Corriere del Veneto (Treviso e Belluno)
Stop a migliaia di protesi mammarie «Non sono a norma, analisi in atto»
Comprate con gara regionale. «Nessun rischio per le pazienti»
VENEZIA Nemmeno il tempo di aggiudicare la gara regionale indetta lo scorso giugno e vinta dalla brasiliana Silimed e il ministero della Salute blocca l’utilizzo dei dispositivi appena comprati per tutti gli ospedali veneti. Nel mirino le protesi mammarie impiegate nella chirurgia estetica ma soprattutto nella ricostruzione del seno dopo interventi demolitivi legati a gravi patologie. L’Autorità centrale per la salute tedesca, quest’anno deputata a valutare la qualità dei prodotti sanitari in distribuzione in Europa (l’ente certificatore cambia ogni anno) ha sospeso temporaneamente il certificato Ce alla Silimed perché i test hanno «evidenziato la presenza di residui di materiale non previsto sulla superficie di alcuni prodotti». «Ciò non garantisce la conformità dei dispositivi medici come richiesto dalla direttiva europea», sancisce l’ente.

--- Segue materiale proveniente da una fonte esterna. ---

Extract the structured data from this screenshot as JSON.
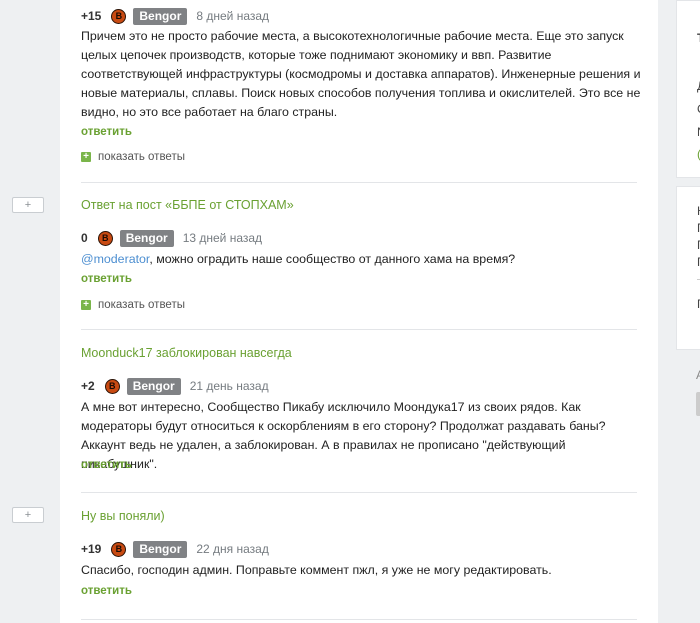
{
  "comments": [
    {
      "rating": "+15",
      "avatar_letter": "B",
      "author": "Bengor",
      "time": "8 дней назад",
      "text": "Причем это не просто рабочие места, а высокотехнологичные рабочие места. Еще это запуск целых цепочек производств, которые тоже поднимают экономику и ввп. Развитие соответствующей инфраструктуры (космодромы и доставка аппаратов). Инженерные решения и новые материалы, сплавы. Поиск новых способов получения топлива и окислителей. Это все не видно, но это все работает на благо страны.",
      "reply_label": "ответить",
      "show_replies_label": "показать ответы"
    },
    {
      "thread_title": "Ответ на пост «ББПЕ от СТОПХАМ»",
      "rating": "0",
      "avatar_letter": "B",
      "author": "Bengor",
      "time": "13 дней назад",
      "mention": "@moderator",
      "text": ", можно оградить наше сообщество от данного хама на время?",
      "reply_label": "ответить",
      "show_replies_label": "показать ответы"
    },
    {
      "thread_title": "Moonduck17 заблокирован навсегда",
      "rating": "+2",
      "avatar_letter": "B",
      "author": "Bengor",
      "time": "21 день назад",
      "text": "А мне вот интересно, Сообщество Пикабу исключило Моондука17 из своих рядов. Как модераторы будут относиться к оскорблениям в его сторону? Продолжат раздавать баны? Аккаунт ведь не удален, а заблокирован. А в правилах не прописано \"действующий пикабушник\".",
      "reply_label": "ответить"
    },
    {
      "thread_title": "Ну вы поняли)",
      "rating": "+19",
      "avatar_letter": "B",
      "author": "Bengor",
      "time": "22 дня назад",
      "text": "Спасибо, господин админ. Поправьте коммент пжл, я уже не могу редактировать.",
      "reply_label": "ответить"
    }
  ],
  "expand_button": "+",
  "sidebar_fragments": [
    "Т",
    "Д",
    "С",
    "N",
    "(",
    "Н",
    "П",
    "П",
    "П",
    "П",
    "А"
  ],
  "colors": {
    "link_green": "#6aa132",
    "mention_blue": "#4d8fd1",
    "nick_bg": "#808285",
    "avatar": "#c84a12"
  }
}
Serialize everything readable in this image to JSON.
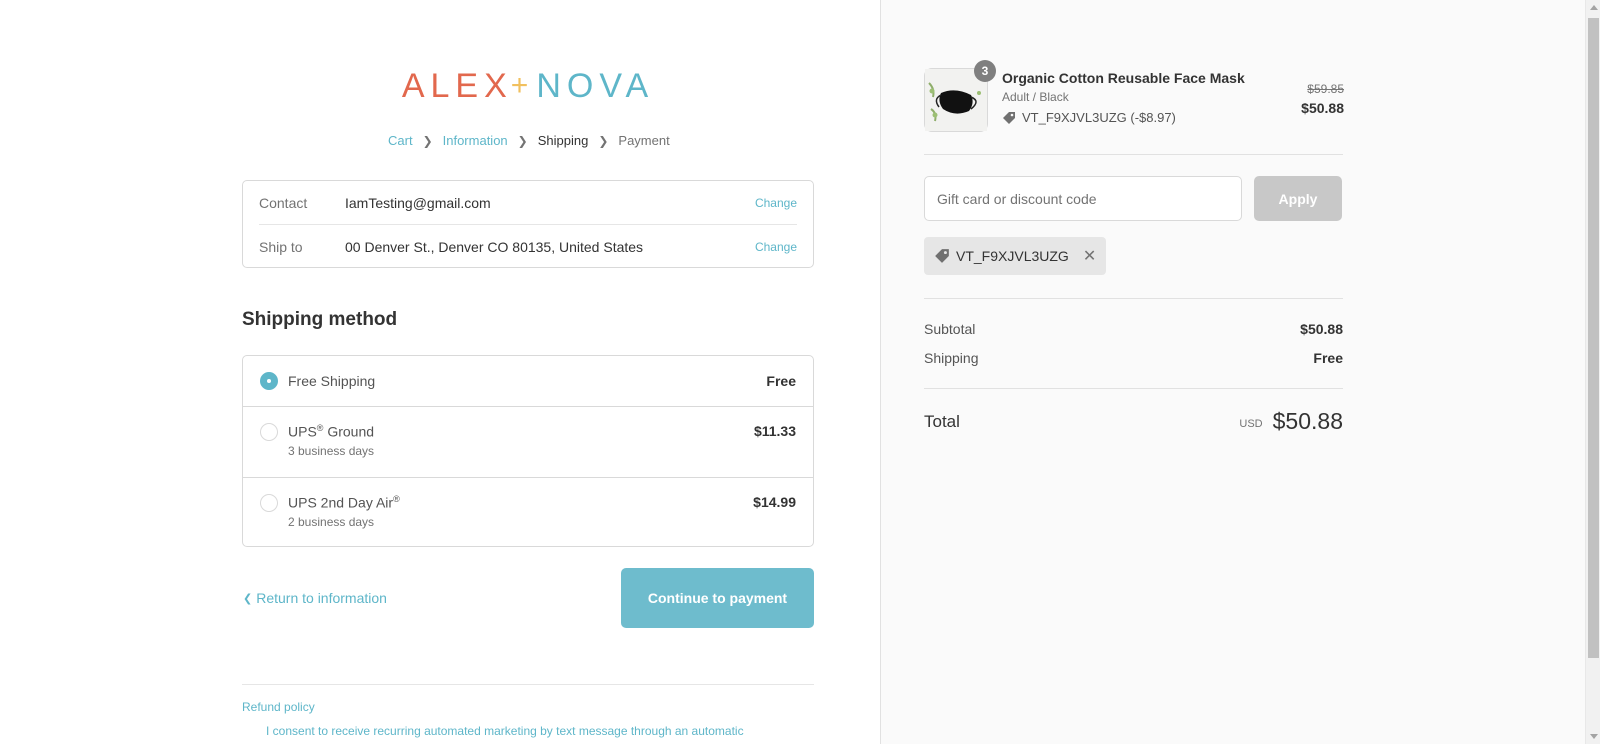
{
  "logo": {
    "part1": "ALEX",
    "plus": "+",
    "part2": "NOVA"
  },
  "breadcrumb": {
    "cart": "Cart",
    "information": "Information",
    "shipping": "Shipping",
    "payment": "Payment"
  },
  "review": {
    "contact_label": "Contact",
    "contact_value": "IamTesting@gmail.com",
    "ship_label": "Ship to",
    "ship_value": "00 Denver St., Denver CO 80135, United States",
    "change_label": "Change"
  },
  "shipping_method": {
    "title": "Shipping method",
    "options": [
      {
        "name": "Free Shipping",
        "sub": "",
        "price": "Free",
        "selected": true
      },
      {
        "name": "UPS",
        "sup": "®",
        "name_suffix": " Ground",
        "sub": "3 business days",
        "price": "$11.33",
        "selected": false
      },
      {
        "name": "UPS 2nd Day Air",
        "sup": "®",
        "sub": "2 business days",
        "price": "$14.99",
        "selected": false
      }
    ]
  },
  "nav": {
    "return_label": "Return to information",
    "continue_label": "Continue to payment"
  },
  "footer": {
    "refund": "Refund policy",
    "consent": "I consent to receive recurring automated marketing by text message through an automatic"
  },
  "cart": {
    "product": {
      "title": "Organic Cotton Reusable Face Mask",
      "variant": "Adult / Black",
      "discount": "VT_F9XJVL3UZG (-$8.97)",
      "quantity": "3",
      "price_old": "$59.85",
      "price_new": "$50.88"
    },
    "gift_placeholder": "Gift card or discount code",
    "apply_label": "Apply",
    "applied_code": "VT_F9XJVL3UZG",
    "subtotal_label": "Subtotal",
    "subtotal_value": "$50.88",
    "shipping_label": "Shipping",
    "shipping_value": "Free",
    "total_label": "Total",
    "currency": "USD",
    "total_value": "$50.88"
  },
  "colors": {
    "accent": "#5eb6c9",
    "logo_red": "#e2684d",
    "logo_yellow": "#f1c05e",
    "button": "#6ebccd"
  },
  "icons": [
    "chevron-right-icon",
    "chevron-left-icon",
    "tag-icon",
    "close-icon"
  ]
}
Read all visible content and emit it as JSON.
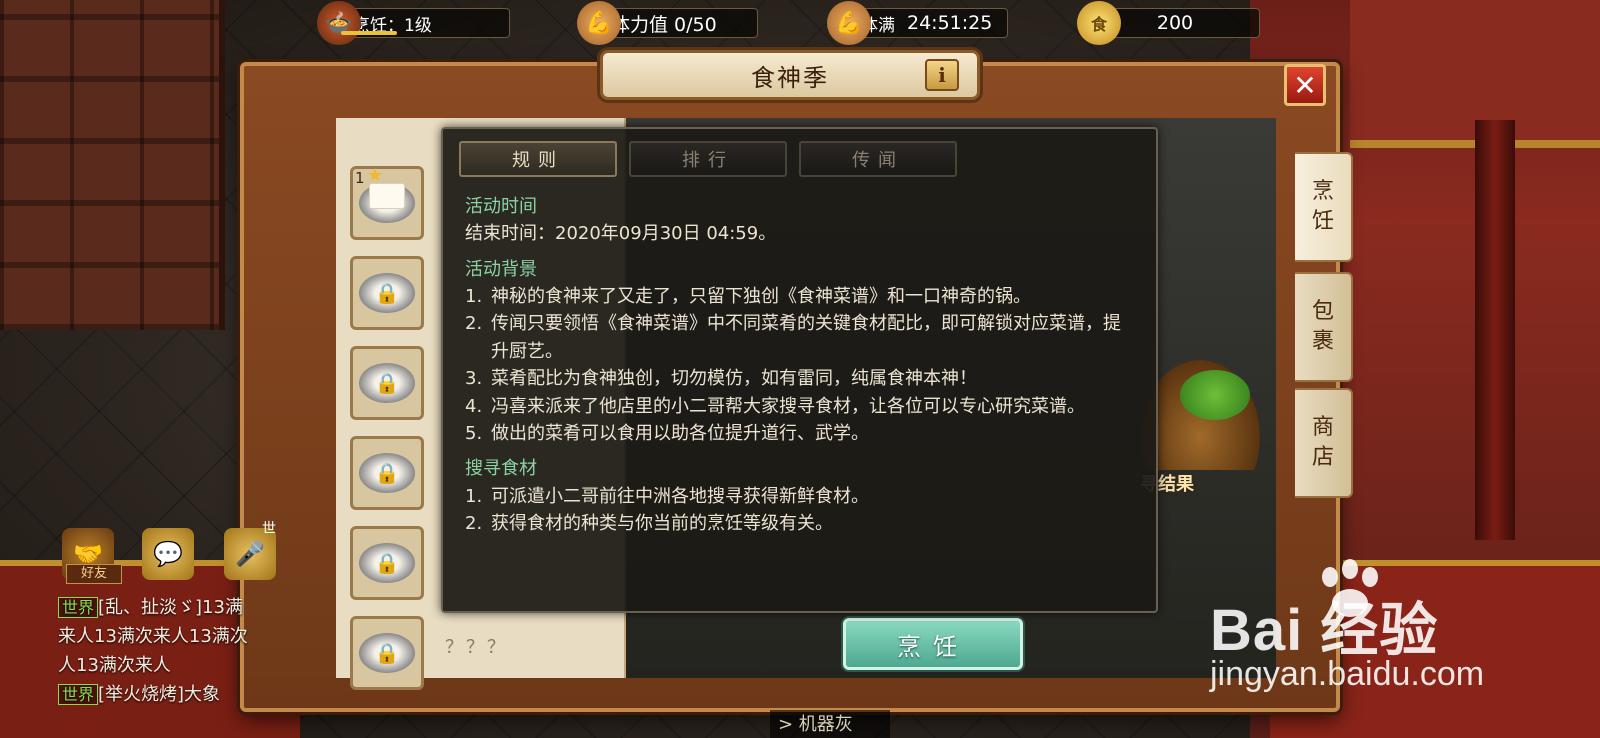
{
  "status_bar": {
    "cooking_label": "烹饪：1级",
    "cooking_progress": 0.35,
    "stamina_label": "体力值 0/50",
    "full_label": "体满",
    "full_timer": "24:51:25",
    "gold_icon_char": "食",
    "gold_value": "200"
  },
  "panel": {
    "title": "食神季",
    "info_label": "i",
    "close_label": "✕",
    "side_tabs": [
      {
        "label_1": "烹",
        "label_2": "饪"
      },
      {
        "label_1": "包",
        "label_2": "裹"
      },
      {
        "label_1": "商",
        "label_2": "店"
      }
    ]
  },
  "recipes": {
    "first_slot_count": "1",
    "unknown_label": "？？？"
  },
  "kitchen": {
    "search_result_label": "寻结果",
    "cook_button": "烹饪"
  },
  "overlay": {
    "tabs": [
      "规则",
      "排行",
      "传闻"
    ],
    "active_tab": "规则",
    "sections": [
      {
        "title": "活动时间",
        "lines": [
          {
            "n": "",
            "text": "结束时间：2020年09月30日 04:59。"
          }
        ]
      },
      {
        "title": "活动背景",
        "lines": [
          {
            "n": "1.",
            "text": "神秘的食神来了又走了，只留下独创《食神菜谱》和一口神奇的锅。"
          },
          {
            "n": "2.",
            "text": "传闻只要领悟《食神菜谱》中不同菜肴的关键食材配比，即可解锁对应菜谱，提升厨艺。"
          },
          {
            "n": "3.",
            "text": "菜肴配比为食神独创，切勿模仿，如有雷同，纯属食神本神！"
          },
          {
            "n": "4.",
            "text": "冯喜来派来了他店里的小二哥帮大家搜寻食材，让各位可以专心研究菜谱。"
          },
          {
            "n": "5.",
            "text": "做出的菜肴可以食用以助各位提升道行、武学。"
          }
        ]
      },
      {
        "title": "搜寻食材",
        "lines": [
          {
            "n": "1.",
            "text": "可派遣小二哥前往中洲各地搜寻获得新鲜食材。"
          },
          {
            "n": "2.",
            "text": "获得食材的种类与你当前的烹饪等级有关。"
          }
        ]
      }
    ]
  },
  "social": {
    "friends_label": "好友",
    "voice_tag": "世"
  },
  "chat": {
    "messages": [
      {
        "channel": "世界",
        "text": "[乱、扯淡ゞ]13满"
      },
      {
        "channel": "",
        "text": "来人13满次来人13满次"
      },
      {
        "channel": "",
        "text": "人13满次来人"
      },
      {
        "channel": "世界",
        "text": "[举火烧烤]大象"
      }
    ]
  },
  "bottom_strip": "> 机器灰",
  "watermark": {
    "main": "Bai 经验",
    "sub": "jingyan.baidu.com"
  },
  "colors": {
    "section_title": "#8ad4a2",
    "cook_button": "#6ec4aa",
    "chat_channel": "#8adc4a"
  }
}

E quindi viene «congelato» l’impiego di alcuni articoli, tra cui gli impianti di silicone per la Chirurgia plastica (impianti mammari, pettorali, dei glutei, facciali, del naso, per la chirurgia della mano e del polpaccio), per l’Urologia, per la Chirurgia generale, oltre a bendaggi gastrici e palloncini.
In attesa degli esiti dei controlli a campione già avviati, il ministero della Salute ha emanato una circolare alle Regioni in cui raccomanda, a scopo precauzionale, che tali dispositivi «non vengano impiantati fino a ulteriori avvisi», benché «ad oggi non sussistano evidenze che possano far ritenere l’esistenza di rischi per la sicurezza dei pazienti impiantati». «Non appena ricevuta la comunicazione dal ministero, ne abbiamo informato le aziende sanitarie — comunica la Regione — tutti i dispositivi in questione sono stati immediatamente bloccati. Ne è stato vietato ogni tipo di utilizzo. Si precisa che il ministero, nella circolare di quarantena, ha comunicato di non ritenere al momento di intraprendere alcuna azione sui pazienti impiantati, perché non corrono rischi». «E infatti le donne sulle quali le protesi Silimed sono state impiantate non saranno rioperate per la sostituzione delle stesse — rassicura Ermanno Angonese, direttore generale dell’Usl 6 di Vicenza —. Noi le usiamo da anni, da molto prima della gara regionale, e non hanno mai creato problemi. Non ci sono mai pervenute lamentele, ma in questo momento per non bloccare l’attività utilizzeremo i dispositivi di un’altra marca». I chirurghi sono in linea. Spiega il professor Franco Bassetto, direttore della Chirurgia plastica dell’Azienda ospedaliera di Padova, che impianta circa 400 protesi mammarie all’anno solo per la ricostruzione del seno: «Le Silimed sono prodotti di altissima qualità, commercializzati dalla terza azienda di settore migliore al mondo. Non è in dubbio la loro composizione nè la resa. La vicenda nasce perché quest’anno l’ente che controlla il certificato Ce ha alzato il range di alcuni parametri perciò la stessa azienda produttrice, molto seria, ha deciso di bloccare preventivamente la distribuzione in Europa delle protesi finché non si adeguerà ai nuovi paletti. Noi avevamo in lista quattro pazienti, che opereremo ricorrendo a protesi americane». Va ricordato che il Veneto è la seconda regione, dopo la Lombardia, per quantità di merce acquistata dalla Silimed.
In queste ore «l’allarme protesi brasiliane» ha riportato alla mente l’incubo delle valvole cardiache tredici anni fa responsabili di diverse vittime tra Padova e Torino, ma anche il «caso Pip». Ovvero le protesi mammarie francesi finite sotto inchiesta nel 2010 in tutta Europa perché difettose: perdevano silicone e le pazienti sulle quali erano state impiantate furono rioperate tutte.